The Atlantic Wall, built by German forces from 1940-1944, unified Europe’s coastline militarily, legitimizing antidemocratic ideology. This megastructure of interconnected bunkers, now abandoned, resembles a linear city facing the Atlantic, slowly eroding and highlighting nature’s relentless power over human structures.

As World War II moves from memory to history, its documents tend to disperse among governmental offices, and consolidating them into a single archive fosters global dialogue, allowing researchers to exchange insights and resources, ensuring unified preservation of the war’s impact.





Placing the archive among the bunkers and coastal dunes immerses it in the very environment where historical events transpired. This proximity fosters a deeper connection to the past, highlighting the significance of these landscapes as direct witnesses to history.

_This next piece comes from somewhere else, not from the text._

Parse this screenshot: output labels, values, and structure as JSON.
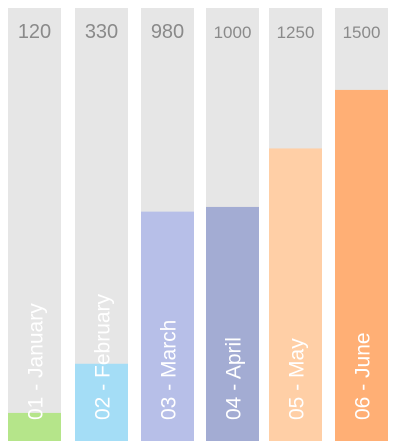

Here, the story unfolds without theatrical embellishments or curated displays. Instead, visitors witness the slow-paced deterioration of the remnants, while the physical documents are safely stored and preserved nearby.


As a guest to the dynamic landscape, the building is lifted from the ground, making space for the grass dunes to gently drift under. Only the constructive shafts peeks through the ground. Due to the program’s duality, the archive with its sensitive, private functions is situated underground, while the visitor centre above extend outward into the open landscape. Like a bunker, archives are designed to protect their contents; bunkers withstand bombings, while archives safeguard fragile documents.